À cause de l’épidémie, les visites se faisaient via vidéo et les travailleurs d'Emergent contrôlaient les angles de caméra, ainsi les contrôles ne sont pas forcément évidents. Il ne s'agit pas d'une petite entreprise, Emergent travaille avec le gouvernement depuis longtemps et a fabriqué des vaccins contre l'anthrax par exemple.
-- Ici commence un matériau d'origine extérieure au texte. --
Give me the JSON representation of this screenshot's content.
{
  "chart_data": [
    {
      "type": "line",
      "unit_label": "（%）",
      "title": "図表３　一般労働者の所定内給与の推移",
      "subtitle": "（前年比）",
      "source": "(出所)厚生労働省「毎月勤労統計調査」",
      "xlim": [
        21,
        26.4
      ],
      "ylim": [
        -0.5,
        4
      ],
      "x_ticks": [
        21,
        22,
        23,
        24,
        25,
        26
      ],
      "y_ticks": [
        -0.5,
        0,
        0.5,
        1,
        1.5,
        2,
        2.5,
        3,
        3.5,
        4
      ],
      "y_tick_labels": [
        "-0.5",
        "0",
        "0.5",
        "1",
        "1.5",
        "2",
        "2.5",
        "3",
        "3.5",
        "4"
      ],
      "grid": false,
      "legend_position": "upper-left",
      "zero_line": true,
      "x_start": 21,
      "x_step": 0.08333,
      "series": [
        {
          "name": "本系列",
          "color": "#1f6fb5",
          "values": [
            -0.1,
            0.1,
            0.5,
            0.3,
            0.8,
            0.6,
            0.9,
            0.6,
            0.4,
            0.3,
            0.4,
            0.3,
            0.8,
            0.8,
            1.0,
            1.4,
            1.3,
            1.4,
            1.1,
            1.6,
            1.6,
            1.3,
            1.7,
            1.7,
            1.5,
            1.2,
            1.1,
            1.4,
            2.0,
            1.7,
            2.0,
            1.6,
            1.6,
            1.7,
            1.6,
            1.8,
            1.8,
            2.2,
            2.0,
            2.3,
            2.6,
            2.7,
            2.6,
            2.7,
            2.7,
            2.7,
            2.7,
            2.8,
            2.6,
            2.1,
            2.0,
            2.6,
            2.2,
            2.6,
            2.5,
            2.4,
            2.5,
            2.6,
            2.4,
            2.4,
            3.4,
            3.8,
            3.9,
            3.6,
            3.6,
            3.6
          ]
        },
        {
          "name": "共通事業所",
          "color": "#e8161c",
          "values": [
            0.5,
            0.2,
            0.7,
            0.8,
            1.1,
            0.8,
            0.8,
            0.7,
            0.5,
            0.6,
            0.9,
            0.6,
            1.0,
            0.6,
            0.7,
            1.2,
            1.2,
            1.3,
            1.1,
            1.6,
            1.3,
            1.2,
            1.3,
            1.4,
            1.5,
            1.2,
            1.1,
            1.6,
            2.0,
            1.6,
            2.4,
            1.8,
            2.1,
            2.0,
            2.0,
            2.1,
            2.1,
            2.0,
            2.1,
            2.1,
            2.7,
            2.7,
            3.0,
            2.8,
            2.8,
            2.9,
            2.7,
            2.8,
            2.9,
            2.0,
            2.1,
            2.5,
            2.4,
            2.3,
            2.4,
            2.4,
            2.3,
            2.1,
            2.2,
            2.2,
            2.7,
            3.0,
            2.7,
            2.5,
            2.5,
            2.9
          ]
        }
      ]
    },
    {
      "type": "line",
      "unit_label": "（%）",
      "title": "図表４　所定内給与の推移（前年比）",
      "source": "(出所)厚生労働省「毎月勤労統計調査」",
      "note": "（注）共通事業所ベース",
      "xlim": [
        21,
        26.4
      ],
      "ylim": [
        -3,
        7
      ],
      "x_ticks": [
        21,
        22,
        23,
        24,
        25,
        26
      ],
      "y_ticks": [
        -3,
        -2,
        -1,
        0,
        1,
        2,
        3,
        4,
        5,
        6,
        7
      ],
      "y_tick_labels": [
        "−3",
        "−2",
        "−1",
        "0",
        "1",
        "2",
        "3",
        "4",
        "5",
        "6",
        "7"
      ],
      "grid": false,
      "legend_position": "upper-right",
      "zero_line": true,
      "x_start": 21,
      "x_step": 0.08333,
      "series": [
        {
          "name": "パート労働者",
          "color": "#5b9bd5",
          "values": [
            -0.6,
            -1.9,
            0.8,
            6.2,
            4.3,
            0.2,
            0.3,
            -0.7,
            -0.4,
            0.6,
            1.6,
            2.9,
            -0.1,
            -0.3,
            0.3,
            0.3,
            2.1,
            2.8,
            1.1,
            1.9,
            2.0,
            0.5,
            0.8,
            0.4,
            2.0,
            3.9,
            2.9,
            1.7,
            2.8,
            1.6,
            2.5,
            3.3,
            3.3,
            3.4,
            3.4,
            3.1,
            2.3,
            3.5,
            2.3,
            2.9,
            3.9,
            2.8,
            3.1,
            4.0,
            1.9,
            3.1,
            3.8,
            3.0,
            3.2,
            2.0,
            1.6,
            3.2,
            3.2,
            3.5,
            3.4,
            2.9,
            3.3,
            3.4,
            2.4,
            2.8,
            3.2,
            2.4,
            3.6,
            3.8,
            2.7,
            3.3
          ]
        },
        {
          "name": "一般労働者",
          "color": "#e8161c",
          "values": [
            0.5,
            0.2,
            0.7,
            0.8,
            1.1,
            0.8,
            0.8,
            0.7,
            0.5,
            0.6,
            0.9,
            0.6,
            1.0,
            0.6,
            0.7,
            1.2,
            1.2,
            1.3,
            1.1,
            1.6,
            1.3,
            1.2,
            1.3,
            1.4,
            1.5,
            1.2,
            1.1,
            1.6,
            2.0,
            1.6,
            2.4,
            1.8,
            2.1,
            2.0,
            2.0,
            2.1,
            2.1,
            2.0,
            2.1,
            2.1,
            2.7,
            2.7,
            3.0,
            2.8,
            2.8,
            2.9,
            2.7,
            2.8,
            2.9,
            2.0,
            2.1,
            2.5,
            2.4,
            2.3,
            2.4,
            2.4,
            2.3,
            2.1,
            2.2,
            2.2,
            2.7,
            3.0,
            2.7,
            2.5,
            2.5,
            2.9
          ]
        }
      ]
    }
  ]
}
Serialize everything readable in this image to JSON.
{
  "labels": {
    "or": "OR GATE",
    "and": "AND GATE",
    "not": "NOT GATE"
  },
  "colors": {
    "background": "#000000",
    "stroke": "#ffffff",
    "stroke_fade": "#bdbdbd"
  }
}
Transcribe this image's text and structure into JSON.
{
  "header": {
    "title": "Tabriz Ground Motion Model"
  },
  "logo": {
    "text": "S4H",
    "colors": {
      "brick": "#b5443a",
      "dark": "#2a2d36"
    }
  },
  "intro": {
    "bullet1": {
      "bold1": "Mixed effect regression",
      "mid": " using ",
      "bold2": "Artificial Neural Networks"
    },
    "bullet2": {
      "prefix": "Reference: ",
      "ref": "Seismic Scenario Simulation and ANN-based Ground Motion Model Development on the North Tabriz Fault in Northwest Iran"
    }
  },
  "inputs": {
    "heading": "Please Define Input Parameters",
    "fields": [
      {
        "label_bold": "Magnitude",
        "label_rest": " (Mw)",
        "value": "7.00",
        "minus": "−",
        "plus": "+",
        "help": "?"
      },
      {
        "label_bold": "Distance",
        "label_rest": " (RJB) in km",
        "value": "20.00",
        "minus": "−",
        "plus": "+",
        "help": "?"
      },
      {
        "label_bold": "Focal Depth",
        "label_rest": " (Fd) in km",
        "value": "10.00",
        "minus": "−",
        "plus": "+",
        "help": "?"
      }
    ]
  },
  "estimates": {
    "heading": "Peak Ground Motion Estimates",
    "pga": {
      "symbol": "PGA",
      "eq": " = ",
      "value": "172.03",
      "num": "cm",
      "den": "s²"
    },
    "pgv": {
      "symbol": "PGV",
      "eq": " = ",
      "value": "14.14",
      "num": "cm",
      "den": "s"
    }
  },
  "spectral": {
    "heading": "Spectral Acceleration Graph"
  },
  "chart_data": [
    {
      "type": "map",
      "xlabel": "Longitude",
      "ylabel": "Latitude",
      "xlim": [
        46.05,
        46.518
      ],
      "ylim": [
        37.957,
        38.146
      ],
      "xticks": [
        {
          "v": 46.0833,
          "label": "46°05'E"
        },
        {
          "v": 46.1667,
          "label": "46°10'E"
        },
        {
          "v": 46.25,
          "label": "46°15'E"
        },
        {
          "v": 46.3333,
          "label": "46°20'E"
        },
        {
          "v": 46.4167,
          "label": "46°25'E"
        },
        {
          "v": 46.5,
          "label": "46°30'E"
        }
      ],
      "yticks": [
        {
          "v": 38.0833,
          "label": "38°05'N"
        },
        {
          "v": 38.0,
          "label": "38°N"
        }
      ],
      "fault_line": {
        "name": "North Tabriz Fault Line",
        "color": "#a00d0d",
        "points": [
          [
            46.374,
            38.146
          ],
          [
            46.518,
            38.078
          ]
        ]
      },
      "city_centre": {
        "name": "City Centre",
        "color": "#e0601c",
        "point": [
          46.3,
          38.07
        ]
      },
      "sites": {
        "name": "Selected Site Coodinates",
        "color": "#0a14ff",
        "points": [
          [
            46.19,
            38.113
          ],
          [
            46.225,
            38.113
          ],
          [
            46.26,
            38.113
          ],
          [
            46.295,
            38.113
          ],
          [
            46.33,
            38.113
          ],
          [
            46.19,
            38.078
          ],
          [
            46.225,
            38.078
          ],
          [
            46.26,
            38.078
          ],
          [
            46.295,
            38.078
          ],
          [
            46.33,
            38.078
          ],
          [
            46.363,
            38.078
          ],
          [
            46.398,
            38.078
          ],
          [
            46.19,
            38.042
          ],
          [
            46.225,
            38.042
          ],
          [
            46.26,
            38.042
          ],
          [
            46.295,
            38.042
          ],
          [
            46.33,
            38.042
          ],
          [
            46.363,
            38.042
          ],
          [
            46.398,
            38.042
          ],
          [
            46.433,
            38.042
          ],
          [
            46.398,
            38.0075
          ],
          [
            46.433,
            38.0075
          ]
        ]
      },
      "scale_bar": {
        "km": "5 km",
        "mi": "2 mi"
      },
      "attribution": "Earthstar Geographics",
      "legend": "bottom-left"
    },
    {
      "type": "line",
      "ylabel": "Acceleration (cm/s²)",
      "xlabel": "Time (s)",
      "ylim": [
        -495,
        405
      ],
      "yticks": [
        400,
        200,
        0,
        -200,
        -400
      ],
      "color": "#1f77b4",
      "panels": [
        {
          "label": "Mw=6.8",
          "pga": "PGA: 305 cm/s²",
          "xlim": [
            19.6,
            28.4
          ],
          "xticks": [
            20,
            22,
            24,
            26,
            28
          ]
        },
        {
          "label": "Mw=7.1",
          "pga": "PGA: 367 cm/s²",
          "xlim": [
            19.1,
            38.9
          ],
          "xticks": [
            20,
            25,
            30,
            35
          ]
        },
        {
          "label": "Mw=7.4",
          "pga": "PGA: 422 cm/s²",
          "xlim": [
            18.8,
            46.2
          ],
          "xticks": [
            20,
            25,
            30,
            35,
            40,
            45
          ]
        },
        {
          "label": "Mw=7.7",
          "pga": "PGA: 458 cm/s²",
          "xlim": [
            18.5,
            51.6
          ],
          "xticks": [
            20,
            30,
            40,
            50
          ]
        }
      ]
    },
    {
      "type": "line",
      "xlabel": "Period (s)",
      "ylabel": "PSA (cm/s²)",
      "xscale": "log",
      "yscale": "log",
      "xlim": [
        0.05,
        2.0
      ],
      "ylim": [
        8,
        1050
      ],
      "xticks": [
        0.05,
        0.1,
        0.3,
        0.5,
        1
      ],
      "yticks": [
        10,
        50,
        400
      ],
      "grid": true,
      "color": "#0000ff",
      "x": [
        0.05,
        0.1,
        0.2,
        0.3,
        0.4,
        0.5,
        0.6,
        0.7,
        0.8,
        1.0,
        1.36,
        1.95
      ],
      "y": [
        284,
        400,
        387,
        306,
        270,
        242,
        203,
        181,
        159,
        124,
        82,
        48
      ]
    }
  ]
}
Quels risques pour la campagne de vaccination ?

Au début de l’épidémie, l’entreprise se retrouve en position de force. En effet, ils n’étaient pas nombreux à pouvoir fabriquer les vaccins aux États-Unis. Dès le mois de juin 2020, il y a eu des doutes sur les exigences en matière de vaccin contre la grippe. Mais l’entreprise a tout de même obtenu un contrat de 628 millions de dollars pour la fabrication des vaccins Covid-19. 

Toutefois, selon les spécialistes, ils n’étaient tout simplement pas prêts, et l'un d'eux a cette analogie : "C'est comme essayer de prendre le meilleur champagne de France et de le recréer dans certaines parties des États-Unis. Vous pourriez faire venir les raisins, mais c'est une science et un art".

Cette affaire risque d'avoir des conséquences sur la politique de vaccination aux États-Unis, avec des retards mécaniques : 15 millions de doses à la poubelle. De plus, chaque lot de vaccins Johnson & Johnson fabriqués dans l'usine doit être testé, soit 62 millions de doses au total, pour s'assurer qu'ils n'ont pas été également contaminés. En outre, 70 millions de doses supplémentaires de vaccins AstraZeneca devront également être testées, même si ce dernier n’est pas homologué par les autorités sanitaires américaines. 

Le gouvernement a multiplié les contrats et affirme ainsi que cela ne devrait pas retarder la politique vaccinale. Mais les experts craignent que cela ne joue sur la confiance de celles et ceux qui étaient déjà méfiants par rapport au vaccin.